Constrained diffusion kurtosis imaging using ternary quartics & MLE

Purpose: Diffusion kurtosis imaging (DKI) is a recent improvement over diffusion tensor imaging that characterizes tissue by quantifying non-gaussian diffusion using a 3D fourth-order kurtosis tensor. DKI needs to consider three constraints to be physically relevant. Further, it can be improved by considering the Rician signal noise model. A DKI estimation method is proposed that considers all three constraints correctly, accounts for the signal noise and incorporates efficient gradient-based optimization to improve over existing methods.
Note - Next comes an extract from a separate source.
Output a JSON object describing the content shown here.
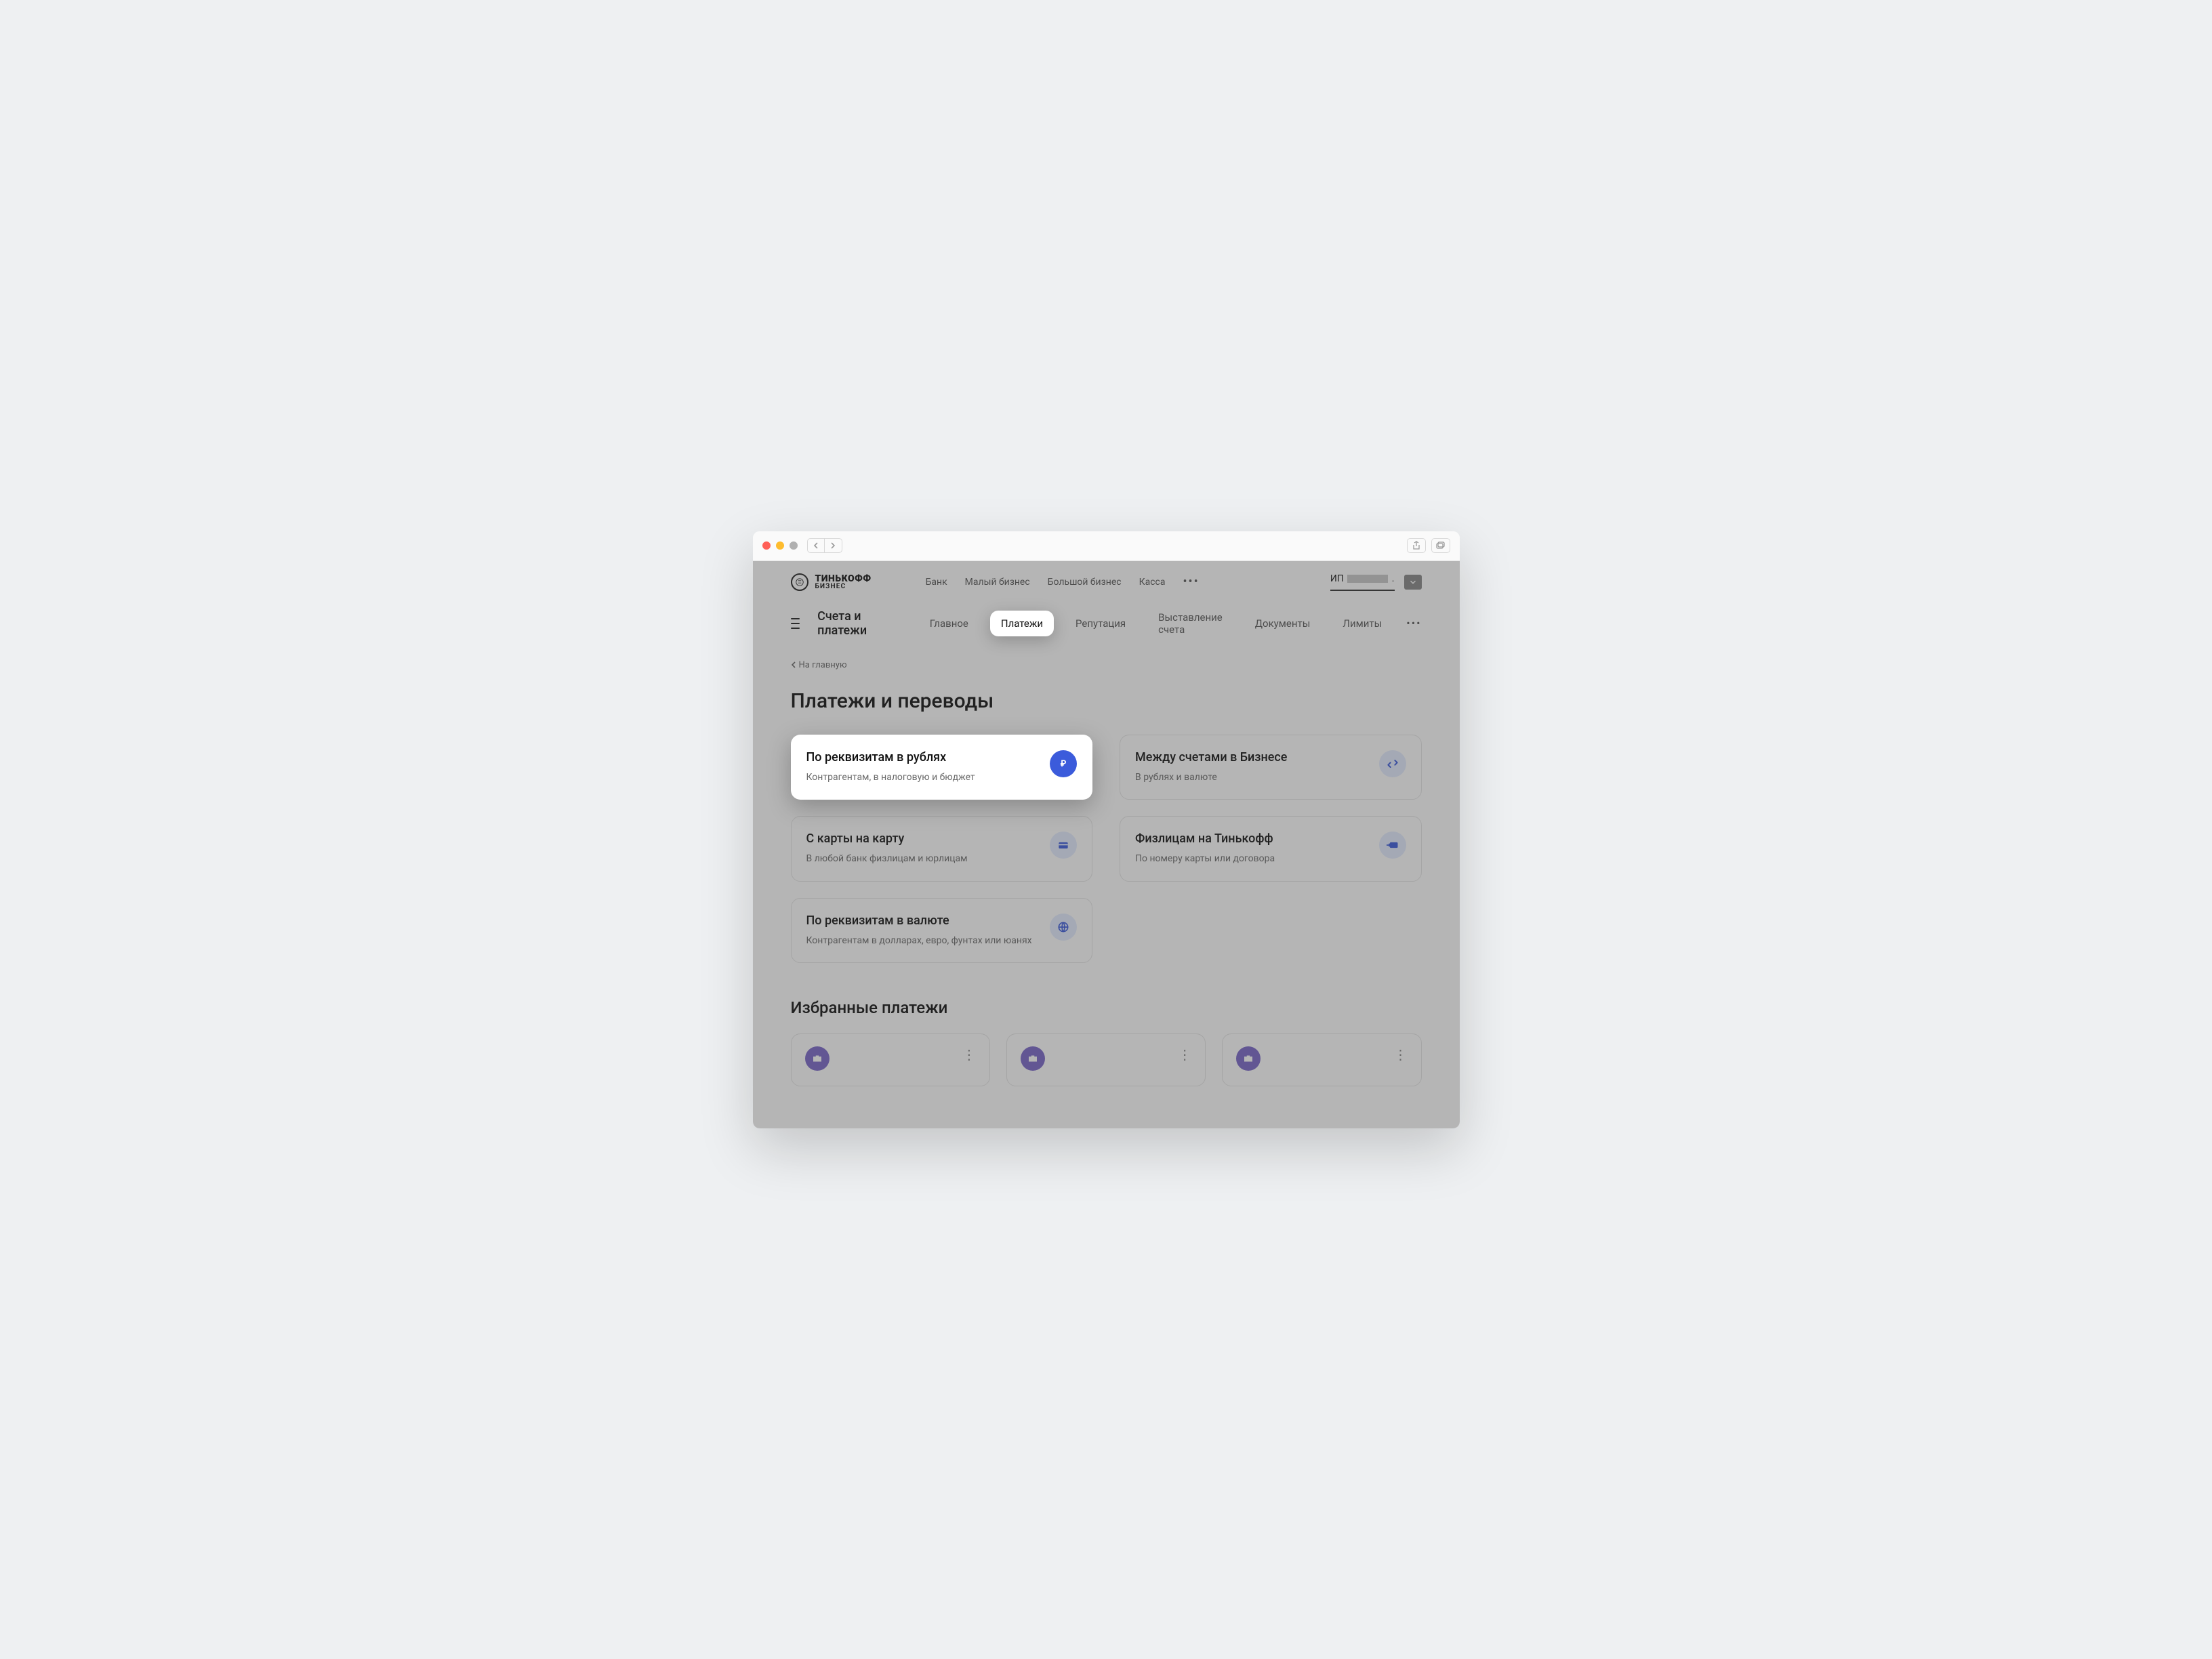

Methods: The ternary quartic parameterization is utilized to elegantly impose the positivity of the kurtosis tensor implicitly. Sequential quadratic programming with analytical gradients is employed to solve nonlinear constrained optimization efficiently. Finally, a maximum likelihood estimator based on Rician distribution is considered to account for signal noise. Results: Extensive experiments conducted on synthetic data verify a MATLAB implementation by showing dramatically improved performance in terms of estimation time and quality. Experiments on in vivo cerebral data confirm that in practice the proposed method can obtain improved results. Conclusion: The proposed ternary quartic-based approach with a gradient-based optimization scheme and maximum likelihood estimator for constrained DKI estimation improves considerably on existing DKI methods.